The Revolution Will Never Be Televised
The result is a narrative in which liberation is abated in favor of the kinds of institutionally approved solutions to inequality that are desired by the state and its partisans. That is, desired by exactly the kind of political moderates that Martin Luther King described as, “the Negro’s great stumbling block in his stride toward freedom.” This poisonous tendency to favor “a negative peace which is the absence of tension to a positive peace which is the presence of justice” permeates the superhero genre. All one has to do is look to see Magnetos everywhere: the “feminazi” Amazon Fury, the Aquaman villain Black Manta, the Inhuman Jiaying, the Static Shock villain Holocaust, the Black Lightning villain Regulator, and even Platinum Man from the goofy Metal Men comics.
The ubiquity of the archetype demonstrates endemic bad faith in the superhero genre with regards to discussing oppression and resistance, and it is this characteristic of the genre that is Magneto Syndrome. Where putative “villains” are naturally sympathetic, writers go out of their way to make them unsympathetic as a way to legitimize the deferral of liberation. Where readers might instinctively empathize with those fighting white supremacy, patriarchy, and imperialism, superhero stories ventriloquize straw man arguments into the mouths of characters for whom they make no sense. King’s “positive peace” is repressed by “heroes” who leverage their powers and talents not towards their own liberation, but towards the sustenance of an authoritarian status quo, while we celebrate the “excellence” of a monarch who kills his own flesh and blood to defer liberation for the oppressed of the world.

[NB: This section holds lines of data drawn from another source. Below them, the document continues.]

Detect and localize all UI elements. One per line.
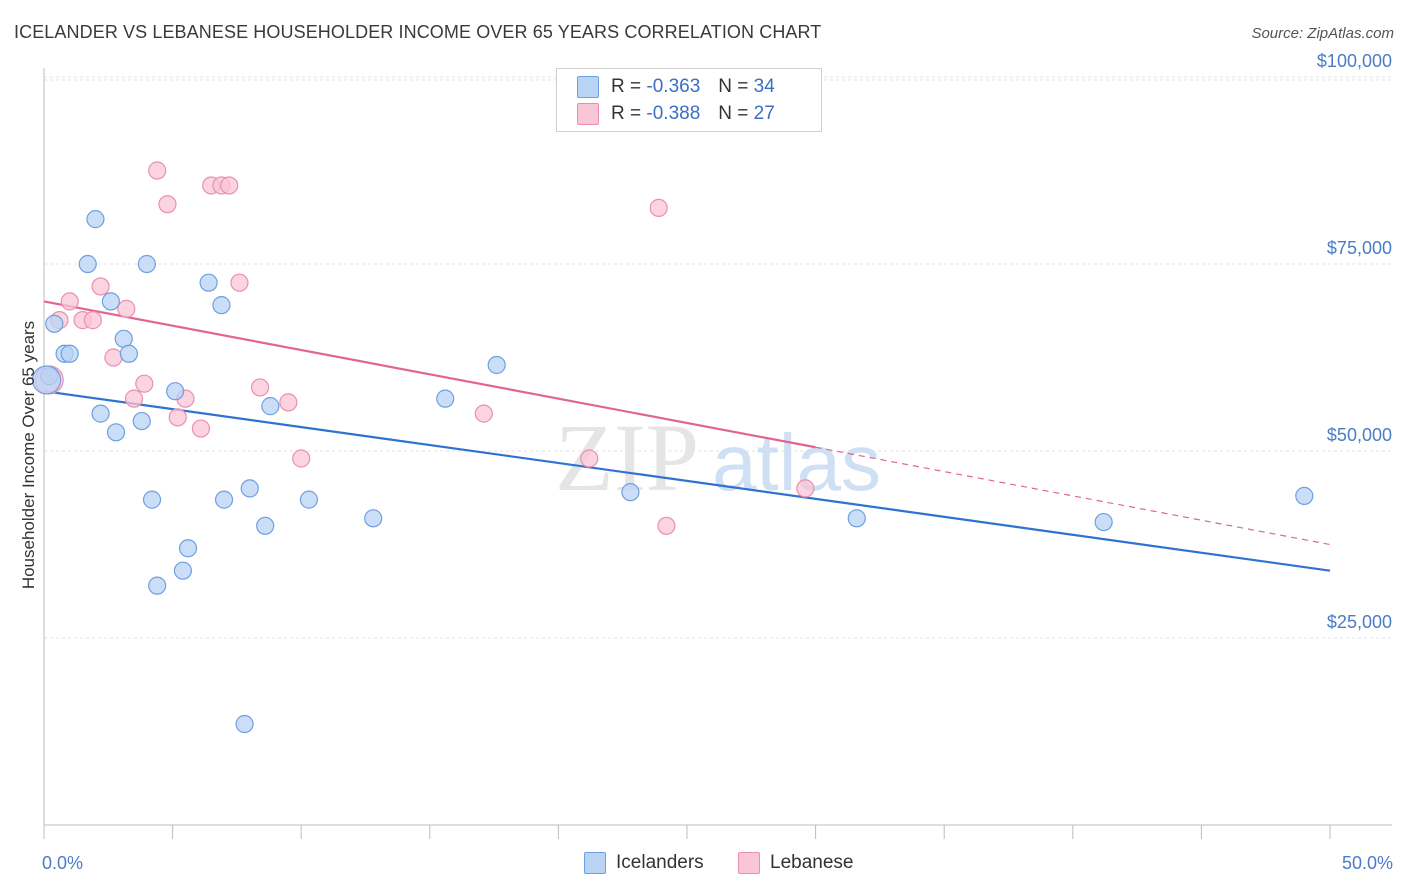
bottom-legend-label-icelanders: Icelanders (616, 852, 704, 873)
icelander-point (256, 516, 275, 535)
lebanese-point (220, 176, 239, 195)
lebanese-point (158, 195, 177, 214)
icelander-point (621, 483, 640, 502)
icelander-point (436, 389, 455, 408)
icelander-point (137, 254, 156, 274)
legend-r-label: R = (611, 103, 642, 124)
icelander-point (101, 292, 120, 311)
icelander-point (212, 296, 231, 315)
trend-line-lebanese (43, 300, 816, 449)
icelander-point (45, 314, 64, 333)
icelander-point (1094, 512, 1113, 532)
lebanese-point (796, 479, 815, 498)
y-tick-label: $75,000 (1327, 238, 1392, 258)
lebanese-point (279, 393, 298, 412)
icelander-point (1295, 486, 1314, 505)
bottom-legend-swatch-icelanders (584, 852, 606, 874)
icelander-point (261, 397, 280, 416)
icelander-point (847, 509, 866, 528)
icelander-point (487, 355, 506, 375)
y-tick-label: $100,000 (1317, 51, 1392, 71)
trend-line-icelanders (43, 390, 1331, 572)
icelander-point (240, 479, 259, 498)
lebanese-point (117, 299, 136, 318)
icelander-point (173, 561, 192, 580)
icelander-point (31, 365, 62, 395)
lebanese-point (83, 311, 102, 330)
icelander-point (106, 423, 126, 442)
lebanese-point (230, 273, 249, 292)
lebanese-point (191, 419, 210, 438)
bottom-legend-icelanders: Icelanders (584, 852, 704, 874)
icelander-point (132, 411, 151, 431)
icelander-point (235, 714, 254, 734)
lebanese-point (60, 292, 79, 311)
y-tick-label: $50,000 (1327, 425, 1392, 445)
icelander-point (86, 210, 105, 229)
lebanese-point (580, 449, 599, 468)
legend-swatch-lebanese (577, 103, 599, 125)
watermark: ZIP atlas (555, 404, 881, 511)
legend-r-value: -0.363 (646, 76, 701, 97)
lebanese-point (104, 348, 123, 367)
icelander-point (199, 273, 218, 292)
lebanese-point (91, 277, 110, 296)
icelander-point (299, 490, 319, 509)
bottom-legend-lebanese: Lebanese (738, 852, 853, 874)
lebanese-point (135, 374, 154, 393)
icelander-point (148, 576, 167, 595)
y-tick-label: $25,000 (1327, 612, 1392, 632)
icelander-point (214, 490, 234, 509)
bottom-legend-swatch-lebanese (738, 852, 760, 874)
lebanese-point (250, 378, 270, 397)
legend-swatch-icelanders (577, 76, 599, 98)
icelander-point (119, 344, 138, 363)
bottom-legend: Icelanders Lebanese (0, 852, 1406, 878)
gridlines (44, 76, 1392, 639)
icelander-point (142, 490, 162, 509)
lebanese-point (124, 389, 144, 408)
legend-r-value: -0.388 (646, 103, 701, 124)
legend-box: R = -0.363 N = 34 R = -0.388 N = 27 (556, 68, 822, 132)
icelander-point (364, 509, 383, 528)
trend-line-lebanese-extrapolated (815, 446, 1331, 546)
lebanese-point (649, 198, 668, 218)
lebanese-point (292, 449, 311, 468)
x-tick-label-max: 50.0% (1342, 853, 1393, 873)
icelander-point (60, 344, 79, 363)
legend-r-label: R = (611, 76, 642, 97)
legend-n-label: N = (718, 103, 749, 124)
legend-n-value: 34 (753, 76, 775, 97)
source-label: Source: ZipAtlas.com (1251, 25, 1394, 42)
lebanese-point (657, 516, 676, 535)
icelander-point (91, 404, 110, 423)
chart-title: ICELANDER VS LEBANESE HOUSEHOLDER INCOME… (14, 22, 822, 42)
x-tick-label-min: 0.0% (42, 853, 83, 873)
lebanese-point (474, 404, 493, 423)
watermark-atlas: atlas (712, 418, 881, 507)
legend-row-icelanders: R = -0.363 N = 34 (577, 74, 775, 100)
icelander-point (78, 254, 97, 274)
trend-lines (43, 300, 1331, 572)
bottom-legend-label-lebanese: Lebanese (770, 852, 854, 873)
data-points (31, 161, 1314, 734)
icelander-point (178, 539, 198, 558)
legend-n-value: 27 (753, 103, 775, 124)
lebanese-point (148, 161, 167, 180)
y-axis-title: Householder Income Over 65 years (19, 321, 38, 589)
icelander-point (166, 382, 185, 401)
legend-row-lebanese: R = -0.388 N = 27 (577, 101, 775, 127)
lebanese-point (168, 408, 187, 427)
axes (43, 68, 1392, 839)
legend-n-label: N = (718, 76, 749, 97)
axis-labels: $25,000 $50,000 $75,000 $100,000 0.0% 50.0% Ho… (19, 51, 1393, 873)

I remember feeling a knot of apprehension in my gut when I saw the trailer for Black Panther. After recovering from the effects of a heady brew of Afrofuturist imagery, it struck me that a trailer for a movie about a fantastically wealthy hereditary monarch was an odd place to be sampling Gil Scott Heron. Returning to the trailer after having seen the whole movie, “The Revolution Will Not Be Televised” is horrifically, torturously metamorphosed from a call to arms into a sort of taunt. Heron wasn’t singing about educational programming and charity foundations with funding from African nobility. He was singing about an uprising. He was singing about N’Dajaka’s revolution. And yet, the trailer is priming us for a movie that culminates in the refutation of N’Dajaka’s vision at the point of a spear. The revolution will not be televised… the king will put a stop to it.